Appeals Court: Idiot Cop Can Continue To Sue A Protester Over Actions Taken By Another Protester
from the so-much-for-protected-rights-and-personal-responsibility dept
In October 2017, a Louisiana federal court tossed a lawsuit brought by an anonymous cop against:
1. Activist DeRay McKesson, who spoke at the Baton Rouge demonstrations.
2. Black Lives Matters — a name used by several concurrent movements to protest police violence against blacks
3. A Twitter hashtag
This lawsuit was dismissed with prejudice, with the judge pointing out no amount of rewording could salvage this cop’s attempt to hold DeRay McKesson — much less a social movement and a Twitter hashtag — personally responsible for injuries sustained when a protester (not DeRay McKesson) tossed a chunk of concrete at him.
This judge was similarly unimpressed when another anonymous cop attempted to do the same thing two weeks later. In both cases, the court pointed out the lawsuits targeted protected speech and relied on conclusory statements linking McKesson and the social movement to actions taken by individuals participating in the protest. Both lawsuits were dismissed with prejudice, which prevents the cops from trying to pull the same litigious tricks again.
Unfortunately for DeRay McKesson and anyone else who might attempt to lead a protest against anything, the Fifth Circuit Court of Appeals has revived the first of these dismissed lawsuits. The court isn’t permissive enough to let Officer “John Doe” sue a Twitter hashtag and a social movement. But it does say the lower court needs to examine the case again because the cop plausibly alleged DeRay McKesson could be indirectly responsible for another protester tossing projectiles at cops responding to the demonstration.

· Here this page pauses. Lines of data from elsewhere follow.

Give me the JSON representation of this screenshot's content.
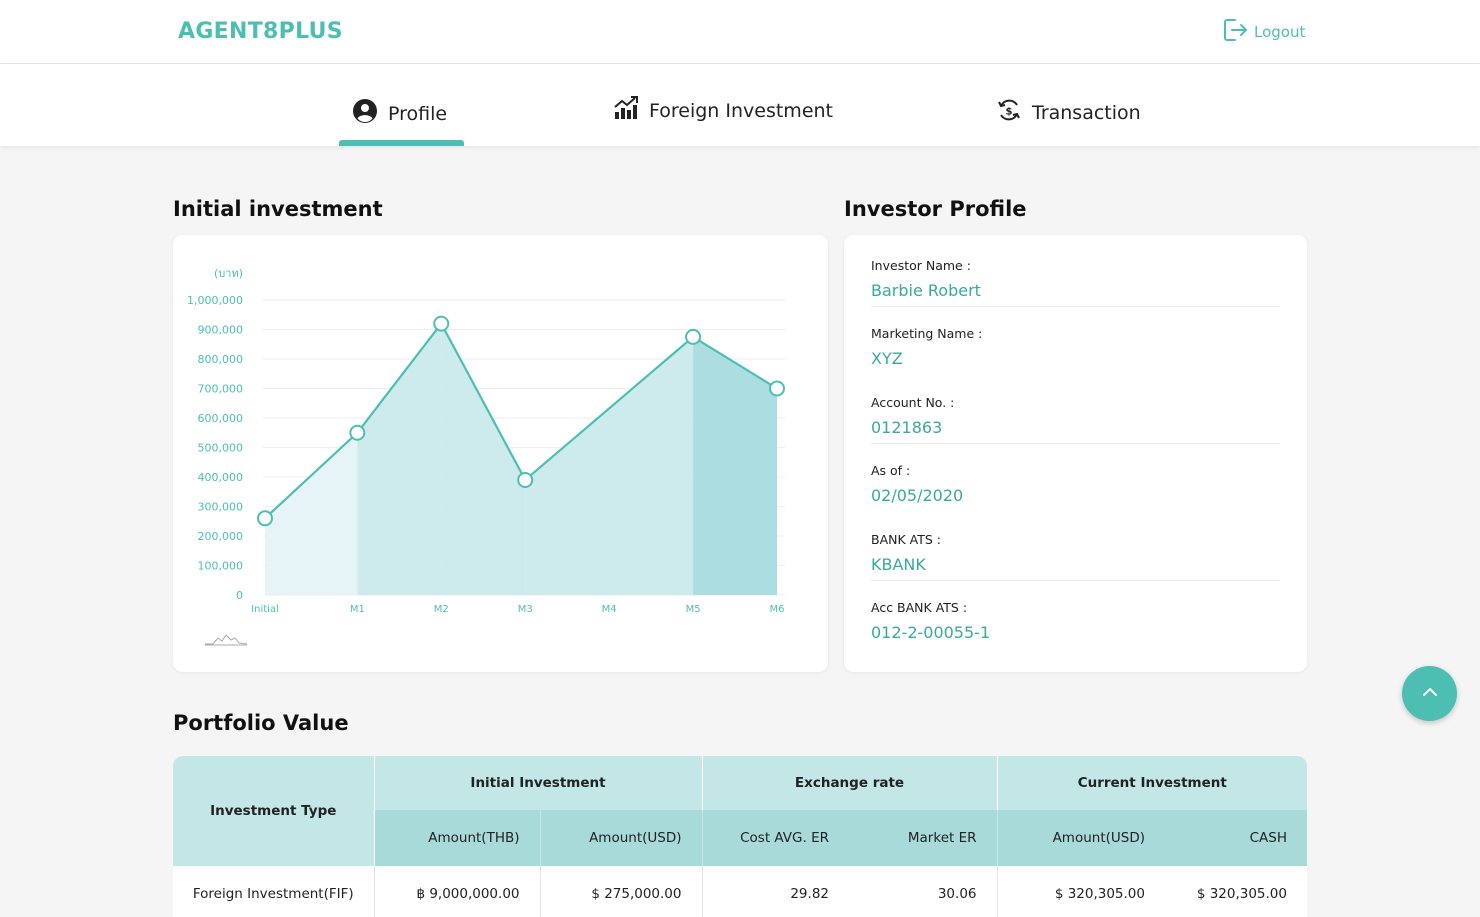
{
  "header": {
    "logo": "AGENT8PLUS",
    "logout_label": "Logout"
  },
  "tabs": [
    {
      "label": "Profile",
      "icon": "user-circle-icon",
      "active": true
    },
    {
      "label": "Foreign Investment",
      "icon": "growth-chart-icon",
      "active": false
    },
    {
      "label": "Transaction",
      "icon": "currency-exchange-icon",
      "active": false
    }
  ],
  "sections": {
    "initial_investment": "Initial investment",
    "investor_profile": "Investor Profile",
    "portfolio_value": "Portfolio Value"
  },
  "chart_data": {
    "type": "area",
    "unit_label": "(บาท)",
    "categories": [
      "Initial",
      "M1",
      "M2",
      "M3",
      "M4",
      "M5",
      "M6"
    ],
    "x": [
      0,
      1.1,
      2.1,
      3.1,
      4.1,
      5.1,
      6.1
    ],
    "values": [
      260000,
      550000,
      920000,
      390000,
      null,
      875000,
      700000
    ],
    "y_ticks": [
      "0",
      "100,000",
      "200,000",
      "300,000",
      "400,000",
      "500,000",
      "600,000",
      "700,000",
      "800,000",
      "900,000",
      "1,000,000"
    ],
    "ylim": [
      0,
      1000000
    ],
    "grid": true,
    "legend": "none",
    "color": "#4dbfb2"
  },
  "profile": {
    "fields": [
      {
        "label": "Investor Name :",
        "value": "Barbie Robert"
      },
      {
        "label": "Marketing Name :",
        "value": "XYZ"
      },
      {
        "label": "Account No. :",
        "value": "0121863"
      },
      {
        "label": "As of :",
        "value": "02/05/2020"
      },
      {
        "label": "BANK ATS :",
        "value": "KBANK"
      },
      {
        "label": "Acc BANK ATS :",
        "value": "012-2-00055-1"
      }
    ]
  },
  "portfolio": {
    "type_header": "Investment Type",
    "groups": [
      "Initial Investment",
      "Exchange rate",
      "Current Investment"
    ],
    "columns": [
      "Amount(THB)",
      "Amount(USD)",
      "Cost AVG. ER",
      "Market ER",
      "Amount(USD)",
      "CASH"
    ],
    "rows": [
      {
        "type": "Foreign Investment(FIF)",
        "cells": [
          "฿ 9,000,000.00",
          "$ 275,000.00",
          "29.82",
          "30.06",
          "$ 320,305.00",
          "$ 320,305.00"
        ]
      }
    ]
  }
}
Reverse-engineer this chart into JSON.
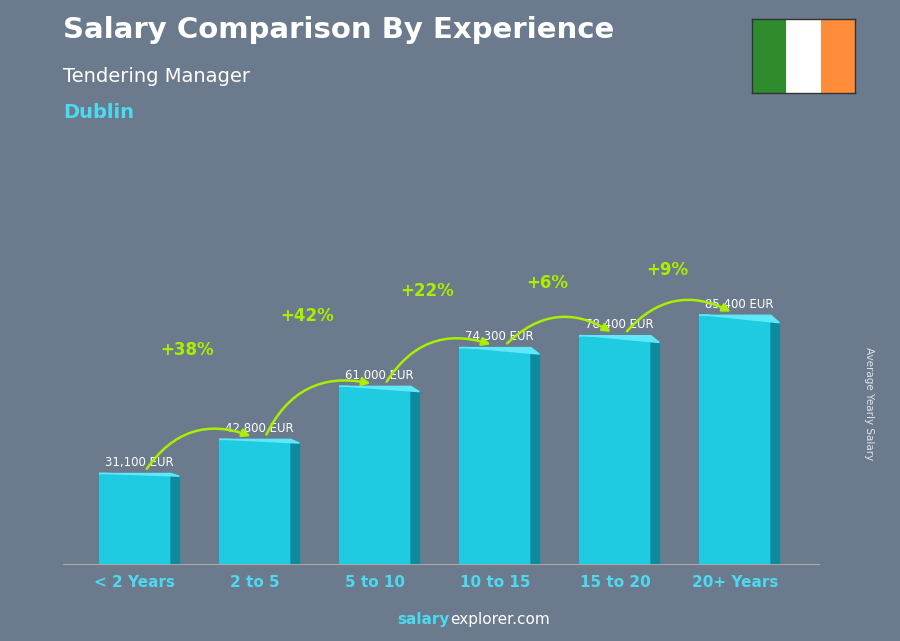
{
  "title_line1": "Salary Comparison By Experience",
  "title_line2": "Tendering Manager",
  "title_line3": "Dublin",
  "categories": [
    "< 2 Years",
    "2 to 5",
    "5 to 10",
    "10 to 15",
    "15 to 20",
    "20+ Years"
  ],
  "values": [
    31100,
    42800,
    61000,
    74300,
    78400,
    85400
  ],
  "salary_labels": [
    "31,100 EUR",
    "42,800 EUR",
    "61,000 EUR",
    "74,300 EUR",
    "78,400 EUR",
    "85,400 EUR"
  ],
  "pct_labels": [
    null,
    "+38%",
    "+42%",
    "+22%",
    "+6%",
    "+9%"
  ],
  "bar_color_face": "#1ecbe1",
  "bar_color_right": "#0e8a9e",
  "bar_color_top": "#5ee8f8",
  "bg_color": "#6b7b8d",
  "text_color_white": "#ffffff",
  "text_color_cyan": "#4dd9f0",
  "text_color_green": "#aaee00",
  "ylabel": "Average Yearly Salary",
  "footer_salary": "salary",
  "footer_explorer": "explorer.com",
  "ylim": [
    0,
    110000
  ],
  "bar_width": 0.6,
  "flag_colors": [
    "#2e8b2e",
    "#ffffff",
    "#ff8c38"
  ],
  "xtick_color": "#4dd9f0",
  "salary_label_color": "#ffffff",
  "pct_arrow_color": "#aaee00"
}
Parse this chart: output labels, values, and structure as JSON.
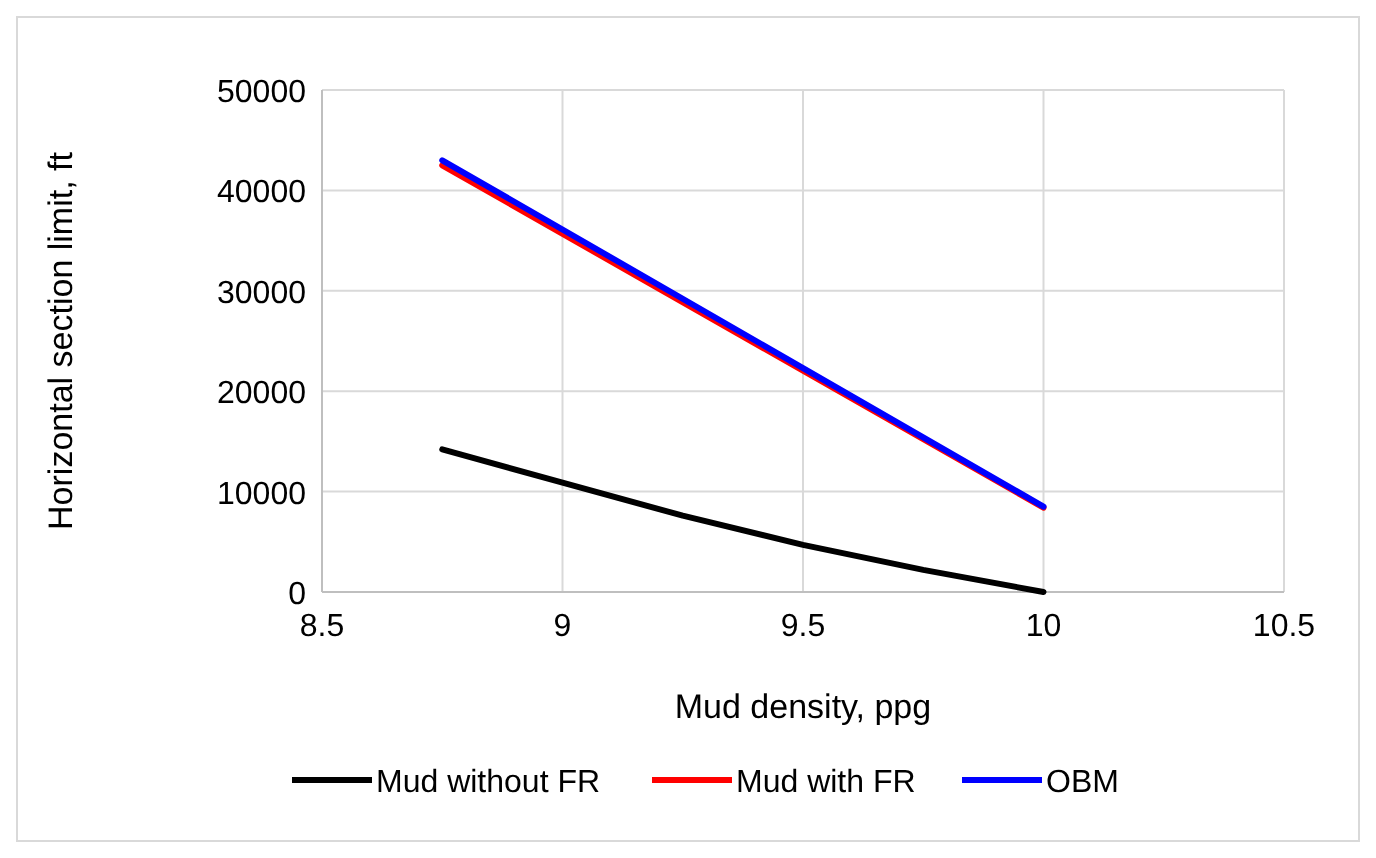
{
  "chart_data": {
    "type": "line",
    "xlabel": "Mud density, ppg",
    "ylabel": "Horizontal section limit, ft",
    "xlim": [
      8.5,
      10.5
    ],
    "xticks": [
      8.5,
      9,
      9.5,
      10,
      10.5
    ],
    "ylim": [
      0,
      50000
    ],
    "yticks": [
      0,
      10000,
      20000,
      30000,
      40000,
      50000
    ],
    "grid": true,
    "legend": "bottom",
    "marker": "none",
    "line_style": "solid",
    "series": [
      {
        "name": "Mud without FR",
        "color": "#000000",
        "x": [
          8.75,
          9,
          9.25,
          9.5,
          9.75,
          10
        ],
        "values": [
          14200,
          10900,
          7600,
          4700,
          2200,
          0
        ]
      },
      {
        "name": "Mud with FR",
        "color": "#ff0000",
        "x": [
          8.75,
          10
        ],
        "values": [
          42500,
          8400
        ]
      },
      {
        "name": "OBM",
        "color": "#0000ff",
        "x": [
          8.75,
          10
        ],
        "values": [
          43000,
          8500
        ]
      }
    ]
  }
}
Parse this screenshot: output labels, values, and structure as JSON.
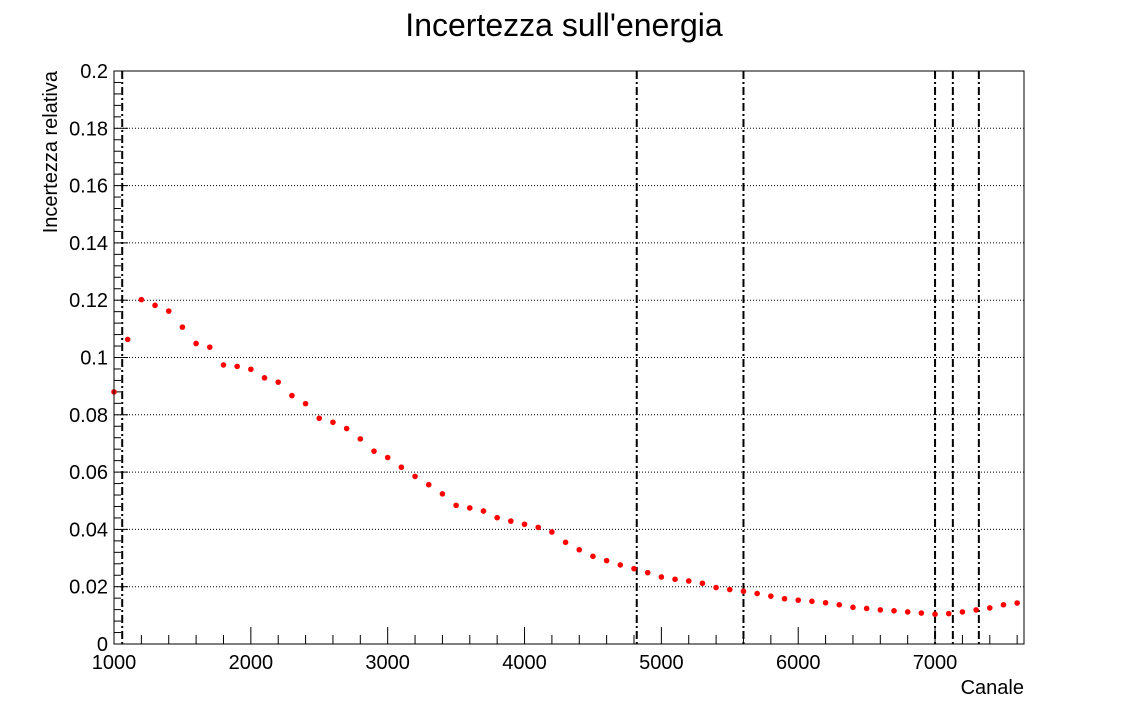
{
  "chart_data": {
    "type": "scatter",
    "title": "Incertezza sull'energia",
    "xlabel": "Canale",
    "ylabel": "Incertezza relativa",
    "xlim": [
      1000,
      7650
    ],
    "ylim": [
      0,
      0.2
    ],
    "grid": "horizontal dotted",
    "x_ticks": [
      1000,
      2000,
      3000,
      4000,
      5000,
      6000,
      7000
    ],
    "x_tick_labels": [
      "1000",
      "2000",
      "3000",
      "4000",
      "5000",
      "6000",
      "7000"
    ],
    "y_ticks": [
      0,
      0.02,
      0.04,
      0.06,
      0.08,
      0.1,
      0.12,
      0.14,
      0.16,
      0.18,
      0.2
    ],
    "y_tick_labels": [
      "0",
      "0.02",
      "0.04",
      "0.06",
      "0.08",
      "0.1",
      "0.12",
      "0.14",
      "0.16",
      "0.18",
      "0.2"
    ],
    "marker_color": "#ff0000",
    "vline_color": "#000000",
    "vertical_lines": [
      1060,
      4820,
      5600,
      7000,
      7130,
      7320
    ],
    "series": [
      {
        "x": [
          1000,
          1100,
          1200,
          1300,
          1400,
          1500,
          1600,
          1700,
          1800,
          1900,
          2000,
          2100,
          2200,
          2300,
          2400,
          2500,
          2600,
          2700,
          2800,
          2900,
          3000,
          3100,
          3200,
          3300,
          3400,
          3500,
          3600,
          3700,
          3800,
          3900,
          4000,
          4100,
          4200,
          4300,
          4400,
          4500,
          4600,
          4700,
          4800,
          4900,
          5000,
          5100,
          5200,
          5300,
          5400,
          5500,
          5600,
          5700,
          5800,
          5900,
          6000,
          6100,
          6200,
          6300,
          6400,
          6500,
          6600,
          6700,
          6800,
          6900,
          7000,
          7100,
          7200,
          7300,
          7400,
          7500,
          7600
        ],
        "y": [
          0.088,
          0.1063,
          0.1202,
          0.1182,
          0.1162,
          0.1106,
          0.1049,
          0.1036,
          0.0974,
          0.0969,
          0.0959,
          0.0929,
          0.0914,
          0.0867,
          0.0839,
          0.0788,
          0.0774,
          0.0752,
          0.0716,
          0.0673,
          0.0651,
          0.0617,
          0.0585,
          0.0556,
          0.0524,
          0.0484,
          0.0475,
          0.0464,
          0.0441,
          0.0429,
          0.0418,
          0.0407,
          0.0391,
          0.0355,
          0.0329,
          0.0306,
          0.0291,
          0.0276,
          0.0263,
          0.0249,
          0.0234,
          0.0226,
          0.022,
          0.0212,
          0.0197,
          0.019,
          0.0184,
          0.0176,
          0.0167,
          0.0158,
          0.0153,
          0.0149,
          0.0144,
          0.0137,
          0.0128,
          0.0124,
          0.0119,
          0.0116,
          0.0112,
          0.0108,
          0.0104,
          0.0106,
          0.0112,
          0.0119,
          0.0126,
          0.0137,
          0.0143
        ]
      }
    ]
  }
}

Seizing on the theory of negligence, the three-judge panel decides [PDF] McKesson’s participation in a protest that illegally blocked a road set the stage for a confrontation between police and protesters. This supposedly means McKesson could be held personally responsible for the attack on Officer Doe because… he didn’t ensure the protest remained completely legal the entire time???
We first note that this case comes before us from a dismissal on the pleadings alone. In this context, we find that Officer Doe has plausibly alleged that Mckesson breached his duty of reasonable care in the course of organizing and leading the Baton Rouge demonstration. The complaint specifically alleges that it was Mckesson himself who intentionally led the demonstrators to block the highway. Blocking a public highway is a criminal act under Louisiana law. See La. Rev. Stat. Ann. § 14:97. As such, it was patently foreseeable that the Baton Rouge police would be required to respond to the demonstration by clearing the highway and, when necessary, making arrests. Given the intentional lawlessness of this aspect of the demonstration, Mckesson should have known that leading the demonstrators onto a busy highway was most nearly certain to provoke a confrontation between police and the mass of demonstrators, yet he ignored the foreseeable danger to officers, bystanders, and demonstrators, and notwithstanding, did so anyway. By ignoring the foreseeable risk of violence that his actions created, Mckesson failed to exercise reasonable care in conducting his demonstration.
There’s so many things wrong with the application of the negligence theory to this set of facts. First off, protests almost always “provoke a confrontation” between protesters and law enforcement — even those that are completely legal in all other respects. Second, the illegal actions of individual members of a protest are their own. They should not be the legal responsibility of other participants in the protests.
But that’s how the court sees it. DeRay McKesson will have to defend himself against a ridiculous lawsuit because he supposedly “provoked a violent confrontation” with police officers by… blocking a road. The Appeals Court says this doesn’t necessarily mean the lower court will find McKesson is responsible after further fact finding, but it does mean someone participating in protected speech will have to foot the bill for absolving himself of actions taken by other protest participants.
As for the First Amendment, the court asks it to take a seat on the bench until Officer Doe’s done exploring his novel legal theory.
Our discussion above makes clear that Officer Doe’s complaint does allege that Mckesson directed the demonstrators to engage in the criminal act of occupying the public highway, which quite consequentially provoked a confrontation between the Baton Rouge police and the protesters, and that Officer Doe’s injuries were the foreseeable result of the tortious and illegal conduct of blocking a busy highway. Thus, on the pleadings, which must be read in a light most favorable to Officer Doe, the First Amendment is not a bar to Officer Doe’s negligence theory. The district court erred by dismissing Officer Doe’s complaint—at the pleading stage—as barred by the First Amendment.
The district court may not find in favor of Officer Doe, but the Fifth Circuit Court of Appeals has made it clear people leading protests can be held responsible for the actions of individual protesters, if any action they take makes it more likely police are going to interact with demonstrators. This allows police officers to view protesters not only as criminals in need of rounding up, but lawsuit targets if any single protester injures them. First Amendment protections don’t cover hurling projectiles at police, but the responsibility should be borne solely by those throwing objects at officers, not other participants.